Paul Meyer, vice president of Air Mobility Systems at Northrop Grumman, has said that he was shocked by allegations that the USAF manipulated data ‘to keep Northrop / EADS in the game’. He also challenged the assertion that the USAF had changed the requirements for the tanker during the selection process. “We won outright,” he says, adding that Northrop is systematically lobbying members of Congress to build support for its victory.
POLITICAL BATTLE EXPECTED
The USAF has stated that it will accept the GAO’s recommendation (due in June), even though it will not be legally binding. Most analysts expect the GAO to dismiss the protest because the USAF suggested EADS and Northrop had easily beaten Boeing. That would leave Congress as the only route for Boeing to get the deal blocked.
Boeing’s congressional supporters – chiefly from the states of Washington and Kansas, where Boeing has its main plane-making plants – have accused the Air Force of exporting jobs and endangering national security by awarding the job to the Northrop / EADS team.
Another common complaint, articulated by representative Norm Dicks, is that Airbus has ‘consistently used unfair European government subsidies to take jobs away from American aircraft workers’. Critics point out that the USA is already suing Airbus in the World Trade Organisation (WTO) over subsidies.

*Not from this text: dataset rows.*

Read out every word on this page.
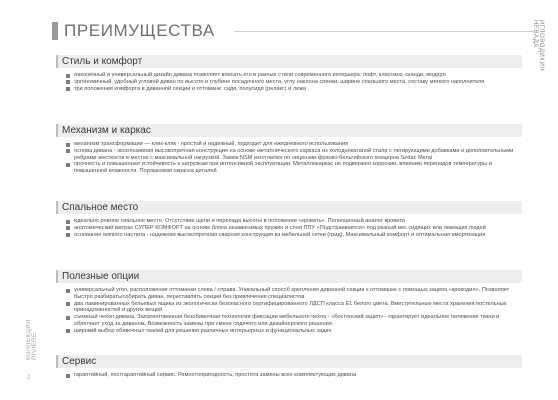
ПРЕИМУЩЕСТВА	ИГЛОВОДИКИН НЕВАДА
КОЛЛЕКЦИЯ RIVIERE
2
Стиль и комфорт
лаконичный и универсальный дизайн дивана позволяет вписать его в разные стили современного интерьера: лофт, классика, сканди, модерн
эргономичный, удобный угловой диван по высоте и глубине посадочного места, углу наклона спинки, ширине спального места, составу мягкого наполнителя
три положения комфорта в диванной секции и оттомане: сидя, полусидя (релакс) и лежа
Механизм и каркас
механизм трансформации — клик-кляк - простой и надежный, подходит для ежедневного использования
основа дивана - эксклюзивная высокопрочная конструкция на основе металлического каркаса из холоднокатаной стали с легирующими добавками и дополнительными ребрами жесткости в местах с максимальной нагрузкой. Замок NSM изготовлен по лицензии франко-бельгийского концерна Sedac Meral
прочность и повышенная устойчивость к нагрузкам при интенсивной эксплуатации. Металлокаркас не подвержен коррозии, влиянию перепадов температуры и повышенной влажности. Порошковая окраска деталей
Спальное место
идеально ровное спальное место. Отсутствие щели и перепада высоты в положении «кровать». Полноценный аналог кровати
анатомический матрас СУПЕР КОМФОРТ на основе блока независимых пружин и слоя ППУ «Подстраивается» под разный вес сидящих или лежащих людей
основание мягкого настила - надежная высокопрочная сварная конструкция из мебельной сетки (грид). Максимальный комфорт и оптимальная амортизация
Полезные опции
универсальный угол, расположение оттоманки слева / справа. Уникальный способ крепления диванной секции к оттоманке с помощью зацепа «крокодил». Позволяет быстро разбирать/собирать диван, переставлять секции без привлечения специалистов
два ламинированных бельевых ящика из экологически безопасного сертифицированного ЛДСП класса Е1 белого цвета. Вместительные места хранения постельных принадлежностей и других вещей
съемный чехол дивана. Запатентованная безобивочная технология фиксации мебельного чехла - «бостонский зацеп» - гарантирует идеальное натяжение ткани и облегчает уход за диваном. Возможность замены при смене сидячего или дизайнерского решения
широкий выбор обивочных тканей для решения различных интерьерных и функциональных задач
Сервис
гарантийный, постгарантийный сервис. Ремонтопригодность, простота замены всех комплектующих дивана
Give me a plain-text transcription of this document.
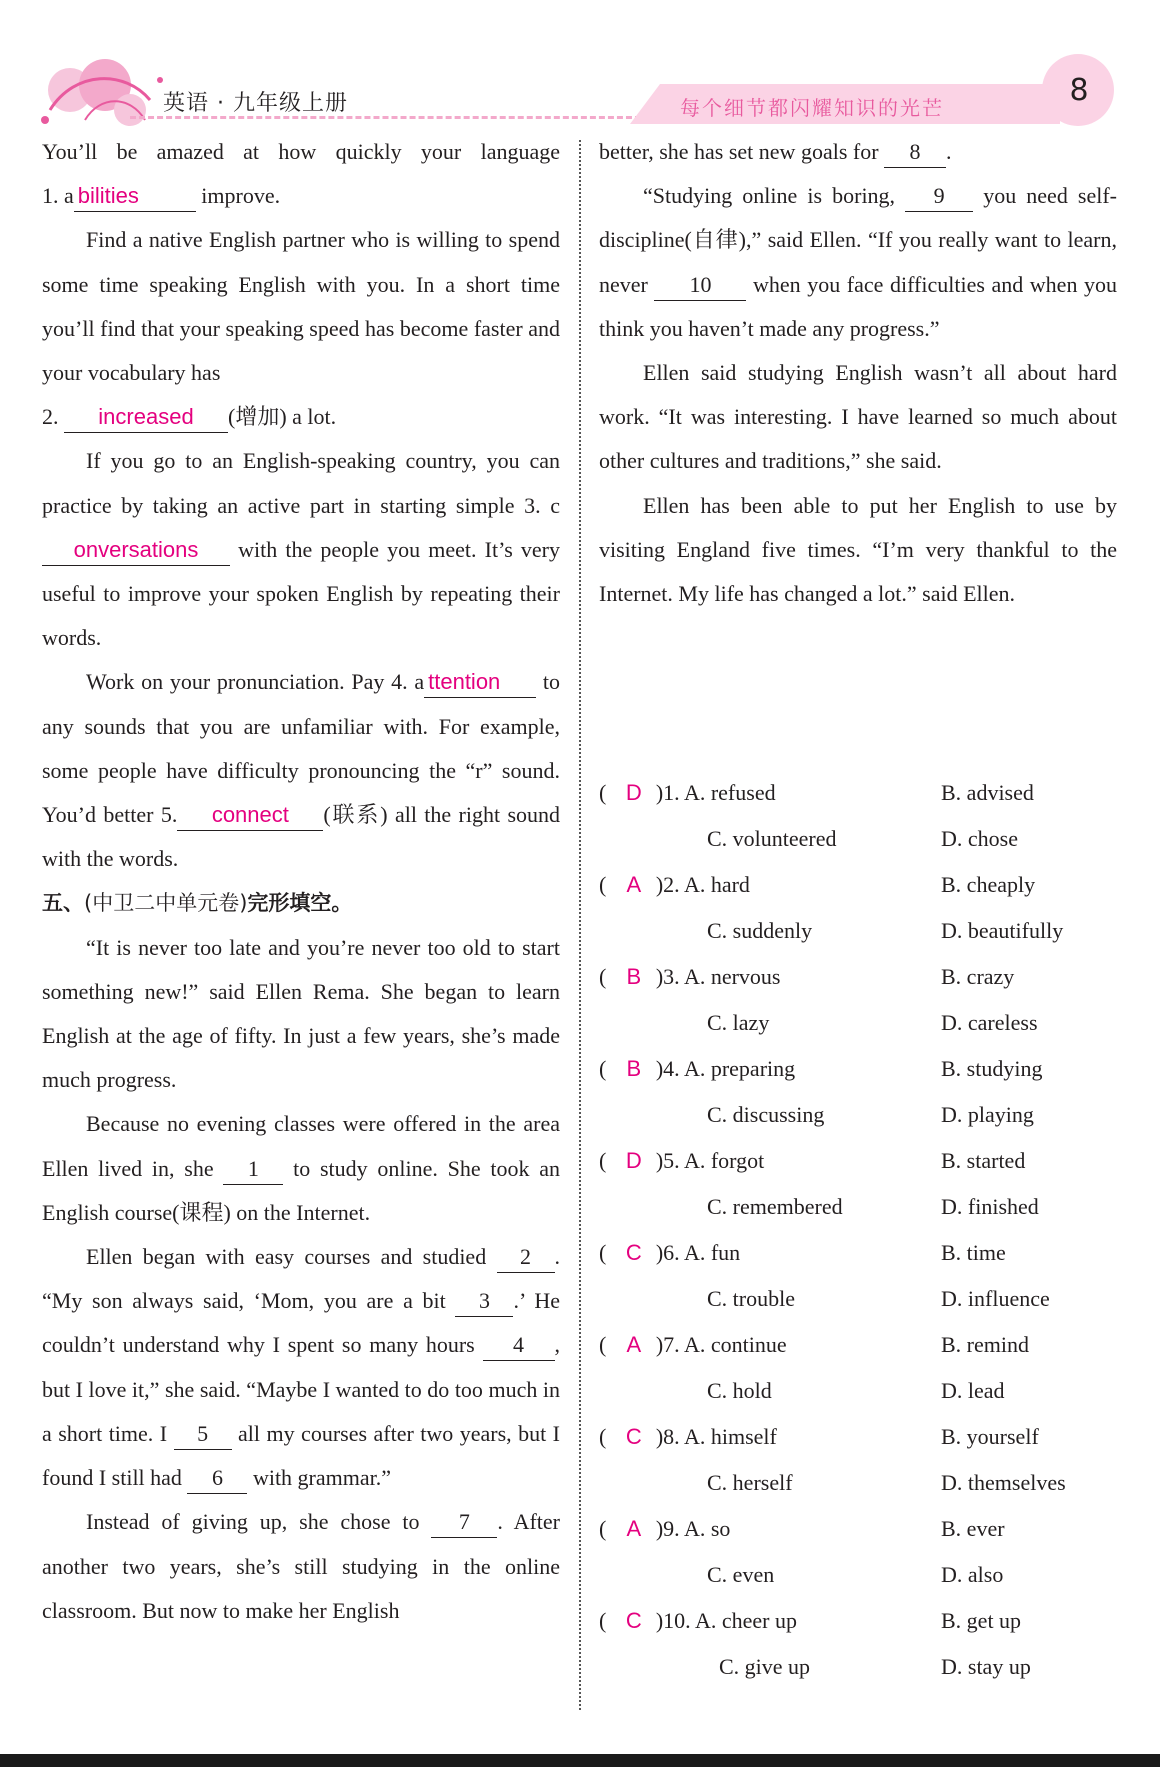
英语 · 九年级上册	每个细节都闪耀知识的光芒	8

You’ll be amazed at how quickly your language

1. a bilities	improve.

Find a native English partner who is willing to spend some time speaking English with you. In a short time you’ll find that your speaking speed has become faster and your vocabulary has

2. increased (增加) a lot.

If you go to an English-speaking country, you can practice by taking an active part in starting simple 3. conversations with the people you meet. It’s very useful to improve your spoken English by repeating their words.

Work on your pronunciation. Pay 4. a ttention to any sounds that you are unfamiliar with. For example, some people have difficulty pronouncing the “r” sound. You’d better 5. connect (联系) all the right sound with the words.

五、(中卫二中单元卷)完形填空。

“It is never too late and you’re never too old to start something new!” said Ellen Rema. She began to learn English at the age of fifty. In just a few years, she’s made much progress.

Because no evening classes were offered in the area Ellen lived in, she 1 to study online. She took an English course(课程) on the Internet.

Ellen began with easy courses and studied 2 . “My son always said, ‘Mom, you are a bit 3 .’ He couldn’t understand why I spent so many hours 4 , but I love it,” she said. “Maybe I wanted to do too much in a short time. I 5 all my courses after two years, but I found I still had 6 with grammar.”

Instead of giving up, she chose to 7 . After another two years, she’s still studying in the online classroom. But now to make her English

better, she has set new goals for 8 .

“Studying online is boring, 9 you need self-discipline(自律),” said Ellen. “If you really want to learn, never 10 when you face difficulties and when you think you haven’t made any progress.”

Ellen said studying English wasn’t all about hard work. “It was interesting. I have learned so much about other cultures and traditions,” she said.

Ellen has been able to put her English to use by visiting England five times. “I’m very thankful to the Internet. My life has changed a lot.” said Ellen.

( D )1. A. refused	B. advised
C. volunteered	D. chose
( A )2. A. hard	B. cheaply
C. suddenly	D. beautifully
( B )3. A. nervous	B. crazy
C. lazy	D. careless
( B )4. A. preparing	B. studying
C. discussing	D. playing
( D )5. A. forgot	B. started
C. remembered	D. finished
( C )6. A. fun	B. time
C. trouble	D. influence
( A )7. A. continue	B. remind
C. hold	D. lead
( C )8. A. himself	B. yourself
C. herself	D. themselves
( A )9. A. so	B. ever
C. even	D. also
( C )10. A. cheer up	B. get up
C. give up	D. stay up
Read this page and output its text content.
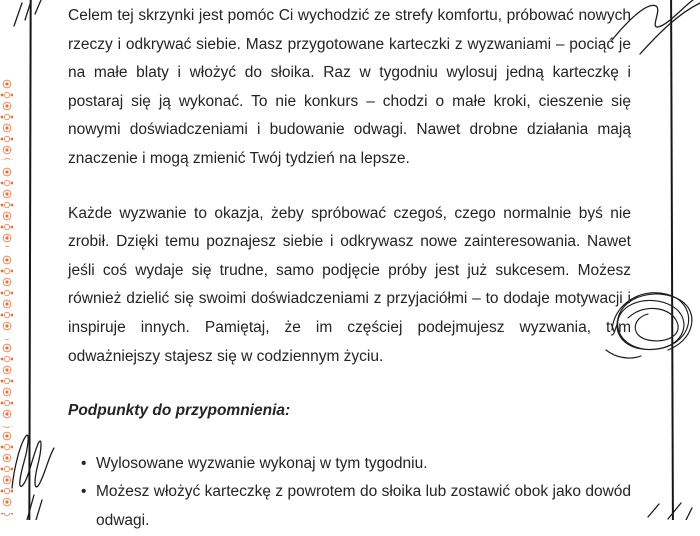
Celem tej skrzynki jest pomóc Ci wychodzić ze strefy komfortu, próbować nowych rzeczy i odkrywać siebie. Masz przygotowane karteczki z wyzwaniami – pociąć je na małe blaty i włożyć do słoika. Raz w tygodniu wylosuj jedną karteczkę i postaraj się ją wykonać. To nie konkurs – chodzi o małe kroki, cieszenie się nowymi doświadczeniami i budowanie odwagi. Nawet drobne działania mają znaczenie i mogą zmienić Twój tydzień na lepsze.

Każde wyzwanie to okazja, żeby spróbować czegoś, czego normalnie byś nie zrobił. Dzięki temu poznajesz siebie i odkrywasz nowe zainteresowania. Nawet jeśli coś wydaje się trudne, samo podjęcie próby jest już sukcesem. Możesz również dzielić się swoimi doświadczeniami z przyjaciółmi – to dodaje motywacji i inspiruje innych. Pamiętaj, że im częściej podejmujesz wyzwania, tym odważniejszy stajesz się w codziennym życiu.

Podpunkty do przypomnienia:
• Wylosowane wyzwanie wykonaj w tym tygodniu.
• Możesz włożyć karteczkę z powrotem do słoika lub zostawić obok jako dowód odwagi.
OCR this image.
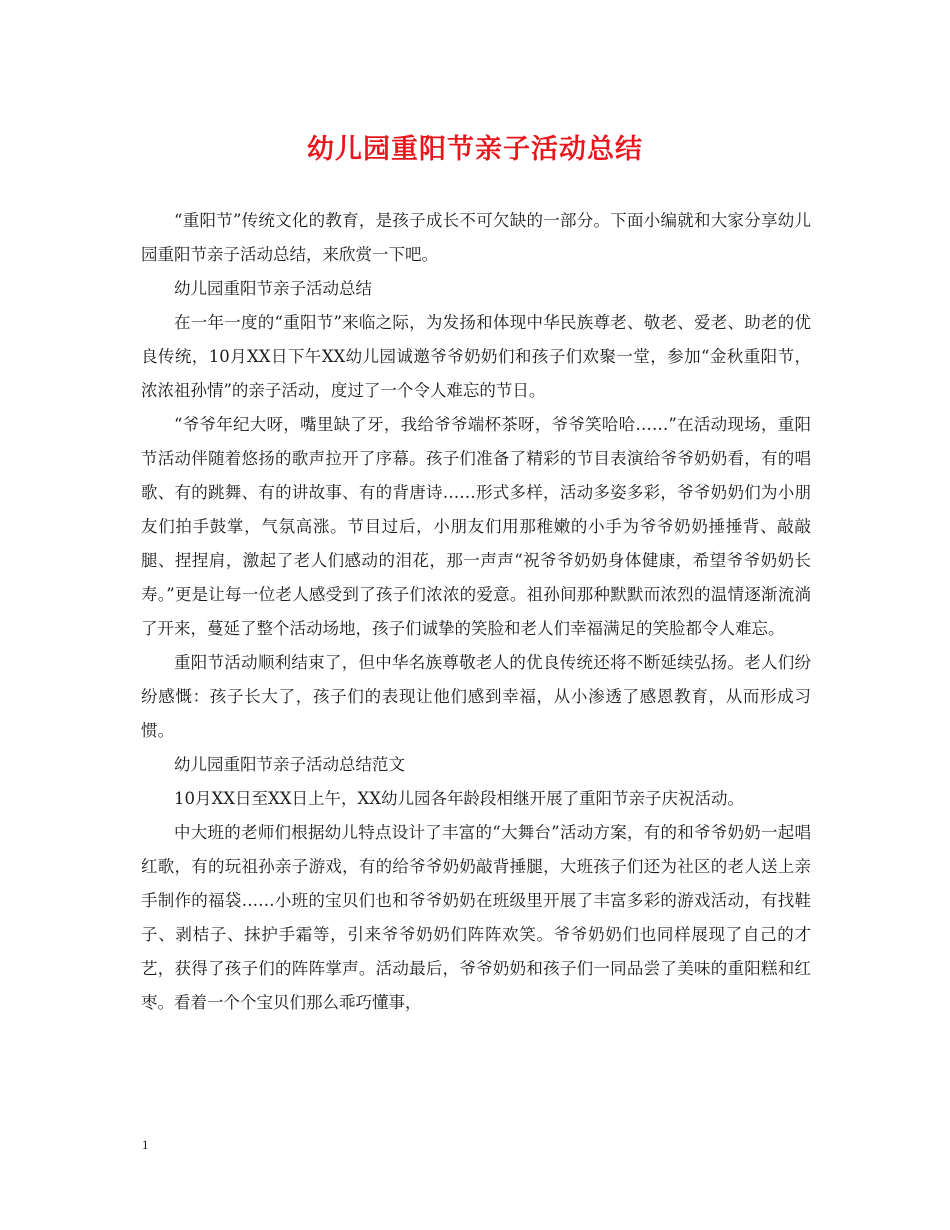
幼儿园重阳节亲子活动总结

“重阳节”传统文化的教育，是孩子成长不可欠缺的一部分。下面小编就和大家分享幼儿园重阳节亲子活动总结，来欣赏一下吧。

幼儿园重阳节亲子活动总结

在一年一度的“重阳节”来临之际，为发扬和体现中华民族尊老、敬老、爱老、助老的优良传统，10月XX日下午XX幼儿园诚邀爷爷奶奶们和孩子们欢聚一堂，参加“金秋重阳节，浓浓祖孙情”的亲子活动，度过了一个令人难忘的节日。

“爷爷年纪大呀，嘴里缺了牙，我给爷爷端杯茶呀，爷爷笑哈哈……”在活动现场，重阳节活动伴随着悠扬的歌声拉开了序幕。孩子们准备了精彩的节目表演给爷爷奶奶看，有的唱歌、有的跳舞、有的讲故事、有的背唐诗……形式多样，活动多姿多彩，爷爷奶奶们为小朋友们拍手鼓掌，气氛高涨。节目过后，小朋友们用那稚嫩的小手为爷爷奶奶捶捶背、敲敲腿、捏捏肩，激起了老人们感动的泪花，那一声声“祝爷爷奶奶身体健康，希望爷爷奶奶长寿。”更是让每一位老人感受到了孩子们浓浓的爱意。祖孙间那种默默而浓烈的温情逐渐流淌了开来，蔓延了整个活动场地，孩子们诚挚的笑脸和老人们幸福满足的笑脸都令人难忘。

重阳节活动顺利结束了，但中华名族尊敬老人的优良传统还将不断延续弘扬。老人们纷纷感慨：孩子长大了，孩子们的表现让他们感到幸福，从小渗透了感恩教育，从而形成习惯。

幼儿园重阳节亲子活动总结范文

10月XX日至XX日上午，XX幼儿园各年龄段相继开展了重阳节亲子庆祝活动。

中大班的老师们根据幼儿特点设计了丰富的“大舞台”活动方案，有的和爷爷奶奶一起唱红歌，有的玩祖孙亲子游戏，有的给爷爷奶奶敲背捶腿，大班孩子们还为社区的老人送上亲手制作的福袋……小班的宝贝们也和爷爷奶奶在班级里开展了丰富多彩的游戏活动，有找鞋子、剥桔子、抹护手霜等，引来爷爷奶奶们阵阵欢笑。爷爷奶奶们也同样展现了自己的才艺，获得了孩子们的阵阵掌声。活动最后，爷爷奶奶和孩子们一同品尝了美味的重阳糕和红枣。看着一个个宝贝们那么乖巧懂事，

1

Northrop / EADS have countered these arguments by saying that they will create around 48,000 direct and indirect jobs nationwide and that 60% of the work will be performed in the US, compared with 44,000 jobs and 85% of the work under Boeing’s plans. Northrop cites a Defense Department statement that trade disputes between the two commercial jet builders will be resolved by the WTO and aren’t relevant to the tanker competition.
As for security issues, Northrop says there are numerous examples of transatlantic cooperation on far more sensitive technologies. Foreign suppliers play essential roles in the F-35 Joint Strike Fighter and the VH-71 Presidential Helicopter. Moreover, no sensitive military technology will be exported to Europe, because Northrop says it will handle all of the planes’ critical military technology.
It is clear that if the GAO does rule in favour of Northrop / EADS, a bruising political battle in Congress will ensue. Meanwhile, no work on the tanker project is taking place – except in the media.